Escuchar, temblar y adorar

Cualquiera que estuviera frente a Jesús se percataba de que no se trataba de un rabino cualquiera. Escucharlo no era nada fácil. En cuanto comenzaba a hablar, rompía todos los marcos académicos, se ponía a Sí mismo en el centro del discurso y pronunciaba palabras tan revolucionarias que al oyente no le quedaban sino dos opciones: o tomarlo por loco, o creer que era Dios y caer rendido a sus pies.

¿Qué pensarías tú si un joven de treinta años te dijera: «Antes de que existiera Isabel la Católica, yo soy»?

Las palabras de Cristo eran terriblemente atrevidas.
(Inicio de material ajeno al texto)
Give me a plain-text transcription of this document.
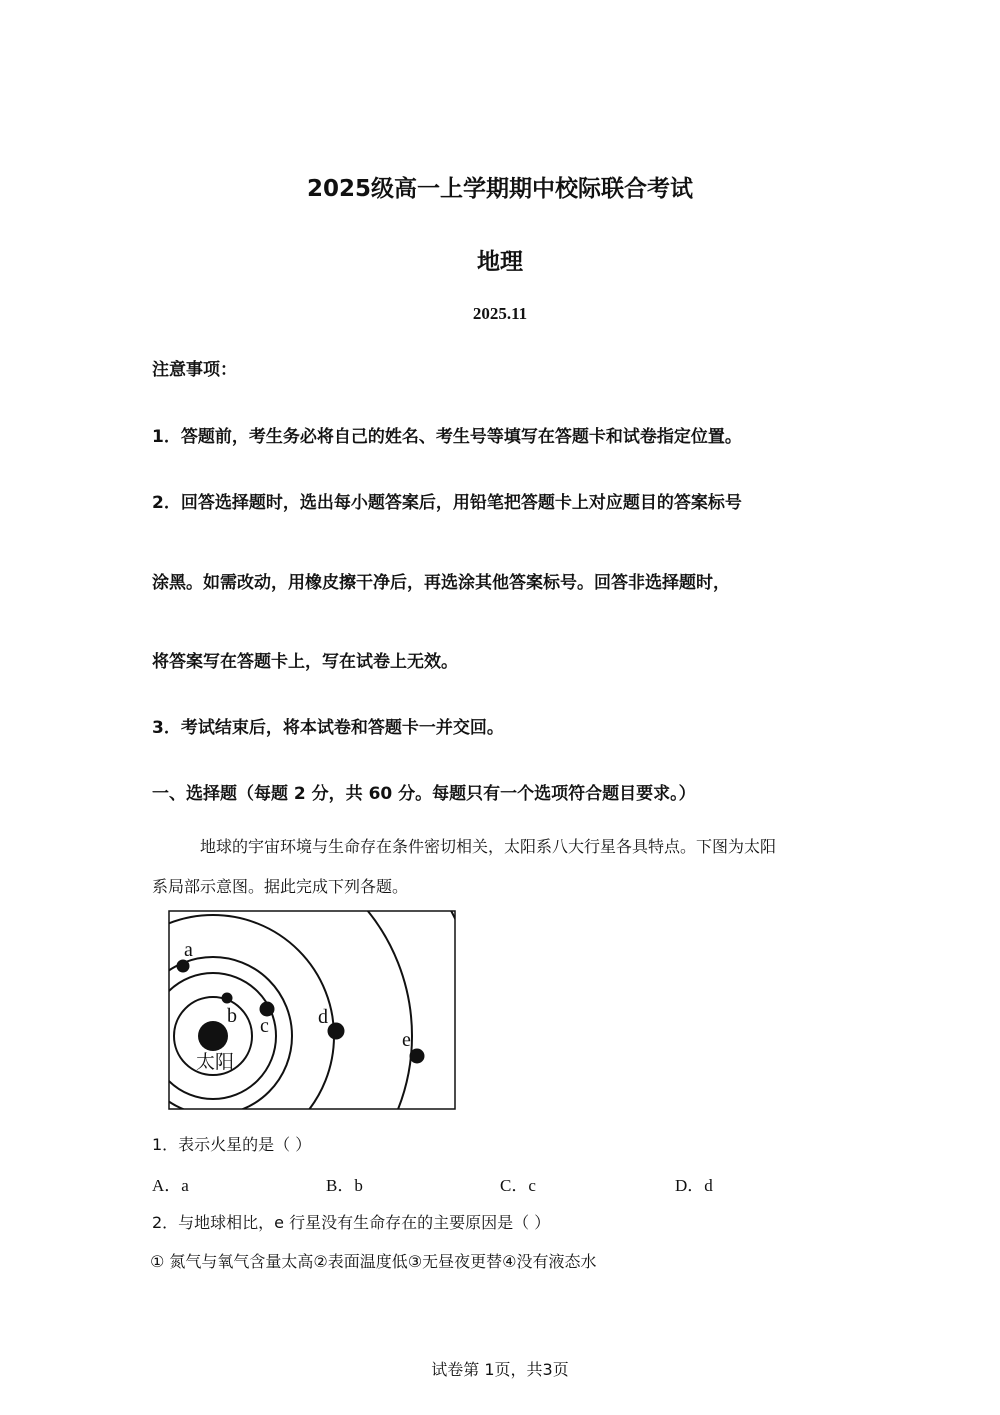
2025级高一上学期期中校际联合考试
地理
2025.11
注意事项：
1．答题前，考生务必将自己的姓名、考生号等填写在答题卡和试卷指定位置。
2．回答选择题时，选出每小题答案后，用铅笔把答题卡上对应题目的答案标号
涂黑。如需改动，用橡皮擦干净后，再选涂其他答案标号。回答非选择题时，
将答案写在答题卡上，写在试卷上无效。
3．考试结束后，将本试卷和答题卡一并交回。
一、选择题（每题 2 分，共 60 分。每题只有一个选项符合题目要求。）
地球的宇宙环境与生命存在条件密切相关，太阳系八大行星各具特点。下图为太阳
系局部示意图。据此完成下列各题。
太阳
a
b c d
e
1．表示火星的是（ ）
A．a	B．b	C．c	D．d
2．与地球相比，e 行星没有生命存在的主要原因是（ ）
① 氮气与氧气含量太高②表面温度低③无昼夜更替④没有液态水
试卷第 1页，共3页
Ya cruzó toda frontera, y rompió todos los marcos al decir: Quien guarda mi palabra no verá la muerte para siempre. Pero ahora lo lleva al límite, al proclamar: Antes de que Abrahán existiera, yo soy. Imposible permanecer indiferente ante esta afirmación.

A quienes creemos que Cristo es el Hijo de Dios, estas palabras nos mueven a contemplación. El «antes» del que habla no se encuentra retrocediendo en la línea del tiempo. Está arriba de esa línea, en la eternidad, en ese «principio» en que el Verbo estaba junto a Dios. Y, ante esa contemplación, caemos rendidos y lo adoramos en silencio.